From: <ripley_at_stats.ox.ac.uk>

Date: Tue, 01 May 2007 16:02:08 +0200 (CEST)

Date: Tue, 01 May 2007 16:02:08 +0200 (CEST)

On Thu, 19 Apr 2007, brech_at_delphioutpost.com wrote:

> Full_Name: Christian Brechbuehler

*> Version: 2.4.1 Patched (2007-03-25 r40917)
**> OS: Linux 2.6.15-27-adm64-xeon; Ubuntu 6.06.1 LTS
**> Submission from: (NULL) (24.61.47.236)
**>
**>
**> Splus and R have different ideas about what qr.coef(qr()) should return,
**> which is fine... but I believe that R has a bug in that it is not
**> internally consistent, and another separate bug in the documentation.
*

I agree with the bug in the dimnames, and and have corrected that in 2.5.0 patched. But I think the rest stems from the following misunderstanding:

> in math, zero times anything is zero, but in R, NA times

*> anything (even zero) is NA. This seems somewhat inconvenient.
*

That just is not true. In 'math' it would be true for the real line, but R is working with the computer version of the extended real line. In 'math' 0 * Inf is not zero, and an NA value could be infinite.
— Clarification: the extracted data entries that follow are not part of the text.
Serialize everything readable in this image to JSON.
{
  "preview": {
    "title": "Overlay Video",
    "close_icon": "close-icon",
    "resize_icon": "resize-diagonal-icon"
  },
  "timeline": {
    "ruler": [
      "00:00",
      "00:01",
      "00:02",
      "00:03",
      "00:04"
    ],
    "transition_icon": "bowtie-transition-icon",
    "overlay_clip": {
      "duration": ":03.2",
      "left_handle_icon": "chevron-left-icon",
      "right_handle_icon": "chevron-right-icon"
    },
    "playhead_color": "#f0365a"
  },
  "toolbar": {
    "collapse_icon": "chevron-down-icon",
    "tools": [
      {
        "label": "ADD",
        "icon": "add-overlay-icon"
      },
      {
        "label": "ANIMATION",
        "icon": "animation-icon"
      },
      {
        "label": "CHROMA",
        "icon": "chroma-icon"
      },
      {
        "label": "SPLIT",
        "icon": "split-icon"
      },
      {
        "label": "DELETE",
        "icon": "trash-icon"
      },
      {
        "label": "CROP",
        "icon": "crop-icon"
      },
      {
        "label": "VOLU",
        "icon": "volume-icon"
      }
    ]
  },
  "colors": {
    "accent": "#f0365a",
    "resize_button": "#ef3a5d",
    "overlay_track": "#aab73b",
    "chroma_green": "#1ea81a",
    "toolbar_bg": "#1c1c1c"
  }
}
Stemming from this, what R is reporting is that certain columns are not used in the calculation. There is a difference between computing a coefficient as zero, and excluding that column from the calculation (for which R uses NA, because what happens if it were included is unknown).

You are assuming that you can find a linear predictor by multiplying a matrix by the coefficients. That is not true in R (especially for linear models), and it is not said to be so in ?qr.coef.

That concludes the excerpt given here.